Die Nacht im Hotel ist erst warm, dann laut, weil wir ab vier Uhr die Klimaanlage laufen lassen. Ein leckeres Frühstück wie vergangenes Jahr im Best Western in Badhurst soll uns entschädigen. Diesmal ist der Speisesaal im Keller und viel zu klein – wir müssen erstmal für einen Tisch Schlange stehen. Ebensolang sind die Schlangen vor den Waffelgeräten und blockieren den Weg zum restlichen Angebot. Zu seltsamen tellerförmigen Eiern gibt es fragwürdige würstchenähnliche Gebilde. Passt irgendwie zum Ausblick auf die Mauer.

Um 11 Uhr holt uns ein tief schweigener Fahrer ab und bringt uns rasant zum Flughafen. Bei der Fahrt durch die Stadt überlegen wir, dass Calgary vielleicht, je nach Ecke, wirklich nicht so übel ist, wie sich das am Nachmittag in der überhitzten Innenstadt angefühlt hatte. Schnell nochmal Koffer wiegen, es hat dann doch keiner über 23 Kilo, auch wenn es sich so anfühlt. Da wir erstmal von Calgary von Montreal fliegen ist es ein Inlandsflug und wir landen an einem beschaulichen Terminal. So viel Cowboyhut war selten, aber wir sind ja auch in der Rodeo-Hauptstadt.
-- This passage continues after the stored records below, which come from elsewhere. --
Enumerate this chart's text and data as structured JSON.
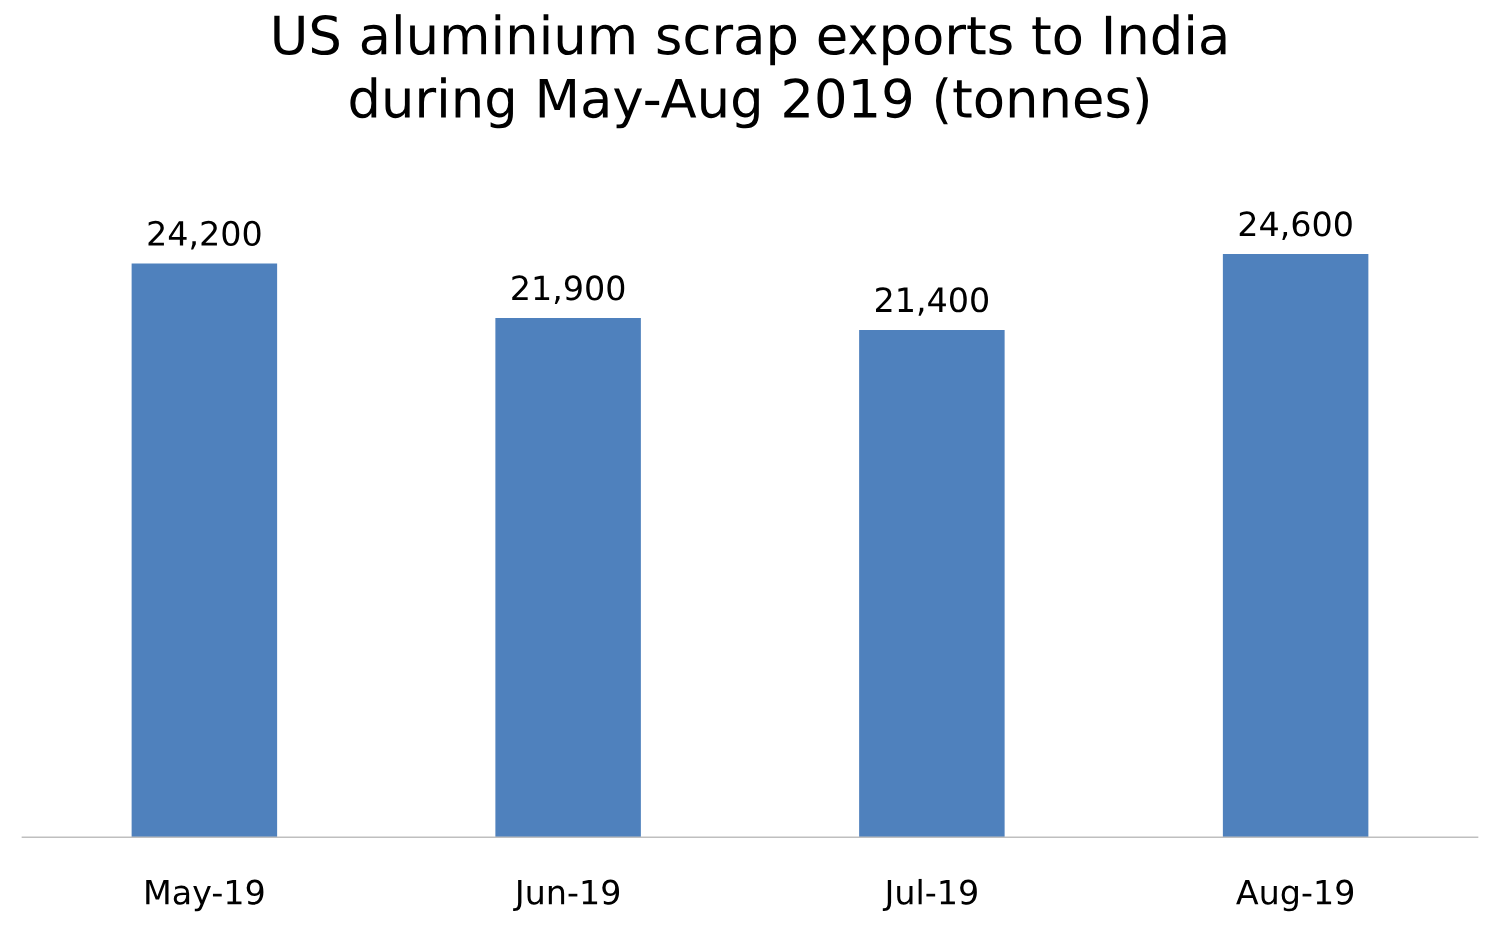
{
  "chart_data": {
    "type": "bar",
    "title": "US aluminium scrap exports to India\nduring May-Aug 2019 (tonnes)",
    "categories": [
      "May-19",
      "Jun-19",
      "Jul-19",
      "Aug-19"
    ],
    "values": [
      24200,
      21900,
      21400,
      24600
    ],
    "value_labels": [
      "24,200",
      "21,900",
      "21,400",
      "24,600"
    ],
    "color": "#4f81bd",
    "tick_labels": "x",
    "grid": false,
    "legend": false
  }
}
Noch einmal heiß&fettig, immerhin bei der urkanadischen Kette A&W. Und eine gute Idee, rückblickend. Denn bei Inlandsflügen von Air Canada gibt es genau so viel umsonst wie bei Kurzstrecke von Lufthansa: Nix. Also, fast nichts. Immerhin einen Schokokekse und Getränke. Da die Teenager gerade wieder alles geben, will die Mutter der nervigen Kinder erst die Sitzbank wechseln und bestellt sich dann einen Weißwein.
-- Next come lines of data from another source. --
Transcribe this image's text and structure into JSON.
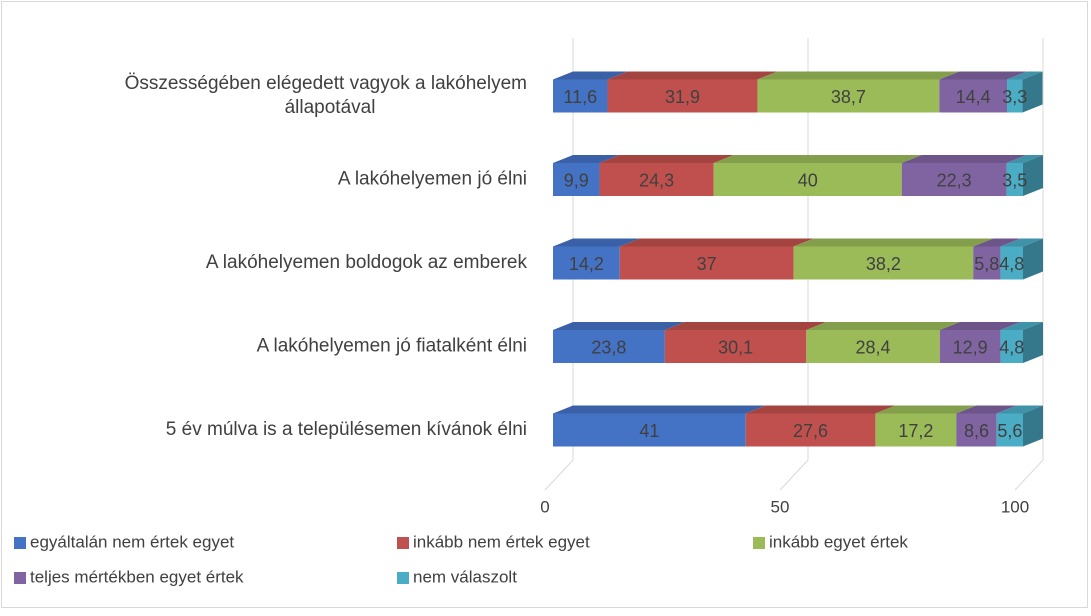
{
  "chart_data": {
    "type": "stacked-bar-3d",
    "categories": [
      [
        "Összességében elégedett vagyok a lakóhelyem",
        "állapotával"
      ],
      "A lakóhelyemen jó élni",
      "A lakóhelyemen boldogok az emberek",
      "A lakóhelyemen jó fiatalként élni",
      "5 év múlva is a településemen kívánok élni"
    ],
    "series": [
      {
        "name": "egyáltalán nem értek egyet",
        "color": "#4472c4",
        "values": [
          11.6,
          9.9,
          14.2,
          23.8,
          41
        ],
        "value_labels": [
          "11,6",
          "9,9",
          "14,2",
          "23,8",
          "41"
        ]
      },
      {
        "name": "inkább nem értek egyet",
        "color": "#c0504d",
        "values": [
          31.9,
          24.3,
          37,
          30.1,
          27.6
        ],
        "value_labels": [
          "31,9",
          "24,3",
          "37",
          "30,1",
          "27,6"
        ]
      },
      {
        "name": "inkább egyet értek",
        "color": "#9bbb59",
        "values": [
          38.7,
          40,
          38.2,
          28.4,
          17.2
        ],
        "value_labels": [
          "38,7",
          "40",
          "38,2",
          "28,4",
          "17,2"
        ]
      },
      {
        "name": "teljes mértékben egyet értek",
        "color": "#8064a2",
        "values": [
          14.4,
          22.3,
          5.8,
          12.9,
          8.6
        ],
        "value_labels": [
          "14,4",
          "22,3",
          "5,8",
          "12,9",
          "8,6"
        ]
      },
      {
        "name": "nem válaszolt",
        "color": "#4bacc6",
        "values": [
          3.3,
          3.5,
          4.8,
          4.8,
          5.6
        ],
        "value_labels": [
          "3,3",
          "3,5",
          "4,8",
          "4,8",
          "5,6"
        ]
      }
    ],
    "xlim": [
      0,
      100
    ],
    "xticks": [
      0,
      50,
      100
    ],
    "grid": true
  }
}
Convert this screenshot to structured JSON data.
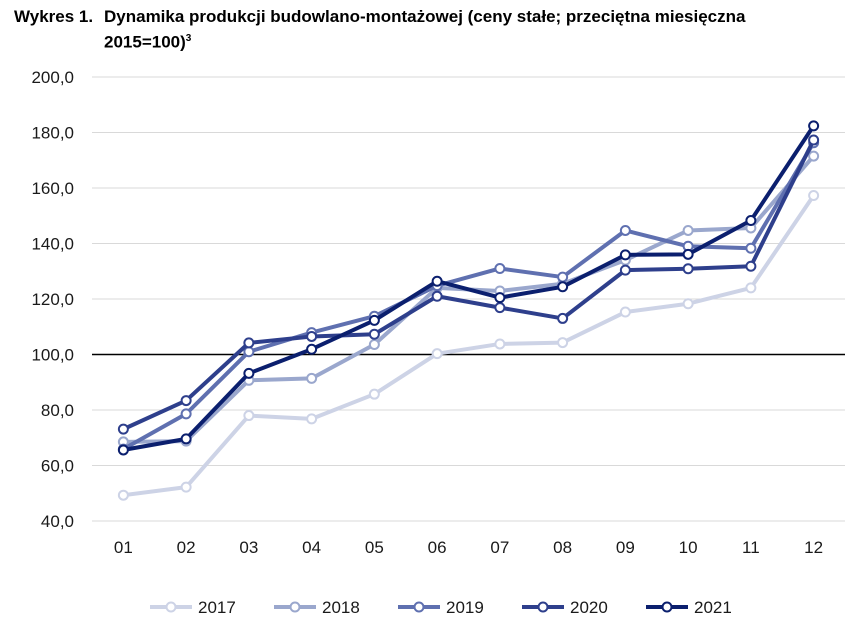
{
  "header": {
    "label": "Wykres 1.",
    "title": "Dynamika produkcji budowlano-montażowej (ceny stałe; przeciętna miesięczna 2015=100)",
    "footnote": "3"
  },
  "chart_data": {
    "type": "line",
    "title": "Dynamika produkcji budowlano-montażowej (ceny stałe; przeciętna miesięczna 2015=100)",
    "xlabel": "",
    "ylabel": "",
    "categories": [
      "01",
      "02",
      "03",
      "04",
      "05",
      "06",
      "07",
      "08",
      "09",
      "10",
      "11",
      "12"
    ],
    "y_ticks": [
      "40,0",
      "60,0",
      "80,0",
      "100,0",
      "120,0",
      "140,0",
      "160,0",
      "180,0",
      "200,0"
    ],
    "ylim": [
      40,
      200
    ],
    "reference_line": 100,
    "grid": true,
    "legend_position": "bottom",
    "series": [
      {
        "name": "2017",
        "color": "#cdd3e6",
        "values": [
          49.3,
          52.2,
          78.0,
          76.8,
          85.7,
          100.3,
          103.8,
          104.3,
          115.3,
          118.3,
          124.0,
          157.3
        ]
      },
      {
        "name": "2018",
        "color": "#9aa7cd",
        "values": [
          68.5,
          68.8,
          90.7,
          91.4,
          103.6,
          124.0,
          122.9,
          125.5,
          134.0,
          144.7,
          145.6,
          171.5
        ]
      },
      {
        "name": "2019",
        "color": "#5f70b0",
        "values": [
          65.9,
          78.6,
          101.0,
          107.9,
          113.8,
          124.8,
          131.0,
          127.9,
          144.7,
          139.0,
          138.3,
          176.3
        ]
      },
      {
        "name": "2020",
        "color": "#2e3f8c",
        "values": [
          73.1,
          83.4,
          104.2,
          106.5,
          107.3,
          121.0,
          116.9,
          113.0,
          130.4,
          130.9,
          131.8,
          177.3
        ]
      },
      {
        "name": "2021",
        "color": "#0b1f6e",
        "values": [
          65.6,
          69.6,
          93.2,
          101.9,
          112.3,
          126.4,
          120.5,
          124.4,
          135.9,
          136.1,
          148.3,
          182.4
        ]
      }
    ]
  }
}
Vorab hatte uns die Fluglinie wegen Rauchwolken/möglicher Wetterturbulenzen schon angeboten, mal wieder den Rückflug umzubuchen. Rauch sehen wir bei der Landung nur noch leicht, dafür prasselt der Regen. Und wir dürfen eine Stunde im Flieger warten, bis endlich ein Gate zum Andocken gefunden ist. Als der Kapitän nach der langen Wartezeit und vielen Entschuldigungen einparkt, gibt es Applaus und Johlen. Wir müssen uns keine Sorgen machen, dass wir unseren Anschlussflug bekommen, beruhigt die Stewardess – für uns geht es dann in genau diesem Flugzeug weiter. Da es irgendwelche Probleme mit den Lichtern und der sonstigen Elektrik gab, finden wir das nur so halb beruhigend.
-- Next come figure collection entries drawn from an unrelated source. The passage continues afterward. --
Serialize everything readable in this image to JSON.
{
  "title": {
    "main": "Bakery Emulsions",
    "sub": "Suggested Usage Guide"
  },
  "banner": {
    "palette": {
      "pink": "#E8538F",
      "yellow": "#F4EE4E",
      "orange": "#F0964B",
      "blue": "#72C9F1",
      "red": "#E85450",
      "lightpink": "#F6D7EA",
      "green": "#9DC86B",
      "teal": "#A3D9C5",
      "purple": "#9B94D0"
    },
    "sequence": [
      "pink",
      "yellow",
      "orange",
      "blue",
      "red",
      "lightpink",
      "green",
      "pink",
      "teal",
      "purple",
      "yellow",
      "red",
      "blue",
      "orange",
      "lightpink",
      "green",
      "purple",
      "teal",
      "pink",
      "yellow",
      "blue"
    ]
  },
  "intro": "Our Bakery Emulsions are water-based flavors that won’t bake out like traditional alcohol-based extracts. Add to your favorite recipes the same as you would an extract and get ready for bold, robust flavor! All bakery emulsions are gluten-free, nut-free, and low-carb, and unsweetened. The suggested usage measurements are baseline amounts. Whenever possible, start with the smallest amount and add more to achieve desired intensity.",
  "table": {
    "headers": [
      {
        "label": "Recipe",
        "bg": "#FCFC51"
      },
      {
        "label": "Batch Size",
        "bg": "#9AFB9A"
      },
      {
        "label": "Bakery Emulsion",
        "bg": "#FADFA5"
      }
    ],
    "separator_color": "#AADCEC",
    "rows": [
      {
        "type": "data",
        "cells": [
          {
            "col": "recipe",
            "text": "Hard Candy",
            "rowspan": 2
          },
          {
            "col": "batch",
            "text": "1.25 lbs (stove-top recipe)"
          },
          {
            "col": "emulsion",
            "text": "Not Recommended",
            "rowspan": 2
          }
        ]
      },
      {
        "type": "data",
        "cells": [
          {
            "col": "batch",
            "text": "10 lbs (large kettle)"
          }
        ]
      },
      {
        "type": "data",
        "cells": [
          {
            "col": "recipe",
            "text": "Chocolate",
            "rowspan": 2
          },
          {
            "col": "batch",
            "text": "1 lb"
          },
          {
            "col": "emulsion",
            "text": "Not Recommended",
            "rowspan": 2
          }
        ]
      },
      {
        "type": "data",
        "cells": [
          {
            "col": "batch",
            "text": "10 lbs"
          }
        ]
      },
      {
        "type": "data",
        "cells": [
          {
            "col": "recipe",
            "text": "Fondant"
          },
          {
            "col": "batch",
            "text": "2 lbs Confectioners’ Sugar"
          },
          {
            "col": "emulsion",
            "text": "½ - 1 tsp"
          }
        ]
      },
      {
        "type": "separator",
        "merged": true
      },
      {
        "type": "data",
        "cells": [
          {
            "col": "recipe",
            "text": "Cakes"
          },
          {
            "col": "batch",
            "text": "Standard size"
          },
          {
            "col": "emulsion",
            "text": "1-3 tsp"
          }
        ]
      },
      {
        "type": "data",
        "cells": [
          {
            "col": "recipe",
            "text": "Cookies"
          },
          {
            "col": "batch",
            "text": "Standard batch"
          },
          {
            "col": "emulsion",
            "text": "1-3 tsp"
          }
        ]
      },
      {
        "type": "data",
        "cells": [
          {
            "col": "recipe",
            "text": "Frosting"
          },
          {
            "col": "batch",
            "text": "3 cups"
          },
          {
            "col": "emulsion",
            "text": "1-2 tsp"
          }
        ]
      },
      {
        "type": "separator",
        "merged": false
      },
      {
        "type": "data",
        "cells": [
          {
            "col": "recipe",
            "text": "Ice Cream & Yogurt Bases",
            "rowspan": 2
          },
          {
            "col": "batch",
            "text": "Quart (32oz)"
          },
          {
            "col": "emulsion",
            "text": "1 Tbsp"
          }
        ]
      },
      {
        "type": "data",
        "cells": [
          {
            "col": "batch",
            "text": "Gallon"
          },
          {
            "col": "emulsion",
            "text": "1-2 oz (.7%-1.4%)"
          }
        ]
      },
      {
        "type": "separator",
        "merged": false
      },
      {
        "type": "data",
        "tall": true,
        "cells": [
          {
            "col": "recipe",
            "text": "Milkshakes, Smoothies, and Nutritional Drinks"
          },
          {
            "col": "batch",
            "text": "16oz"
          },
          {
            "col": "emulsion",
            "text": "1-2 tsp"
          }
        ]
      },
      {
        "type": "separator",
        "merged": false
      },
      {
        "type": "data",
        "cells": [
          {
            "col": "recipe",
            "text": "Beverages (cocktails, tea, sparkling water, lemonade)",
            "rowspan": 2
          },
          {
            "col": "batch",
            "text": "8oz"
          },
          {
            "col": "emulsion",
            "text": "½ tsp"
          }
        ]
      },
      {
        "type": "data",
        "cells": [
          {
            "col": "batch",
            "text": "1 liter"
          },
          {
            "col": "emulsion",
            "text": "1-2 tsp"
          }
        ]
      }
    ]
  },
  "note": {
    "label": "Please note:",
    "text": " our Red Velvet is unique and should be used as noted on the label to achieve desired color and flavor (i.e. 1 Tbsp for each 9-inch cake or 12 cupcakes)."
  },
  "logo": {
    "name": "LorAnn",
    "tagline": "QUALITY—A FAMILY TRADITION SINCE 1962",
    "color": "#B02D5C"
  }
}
Der Reinigungstrupp stürmt die Maschine schon während wir noch aussteigen. Wir müssen dann durch noch eine Kontrolle – jetzt kommt ja ein internationaler Flug – und erstehen auf dem Weg zum Gate noch schnell ein paar Backwaren, die als „Pretzel“ in unterschiedlichen Geschmacksrichtungen firmieren. Einigen wir uns auf: Sind Kohlenhydrate und ungefähr so fragwürdig, wie das Frühstück.
Wenig überraschend starten wir mit dicker Verspätung, erst gegen Mitternacht Ortszeit Calgary gibt es Abendessen. Flugzeug insgesamt nur sechseinhalb Stunden. Gerald schläft tief und fest (sitzt ja auch alleine), Louisa macht es sich sehr bequem und schlummert auch selig. 11.30 Uhr landen wir in Frankfurt, zuckeln erst mit dem Bus bis zum Terminal und haben dann einen sehr sehr weiten Fußweg durch Ecken, die wir noch nie gesehen habe (und da wir inzwischen ja häufiger in Frankfurt sind, will das was heißen).



Um 12.45 Uhr fahren wir an der Skyline von Frankfurt vorbei. Kilian schläft auf der Rückbank tief und fest. Zum Abendessen wird gegrillt und es gibt vor allem eines: Einen großen Salat.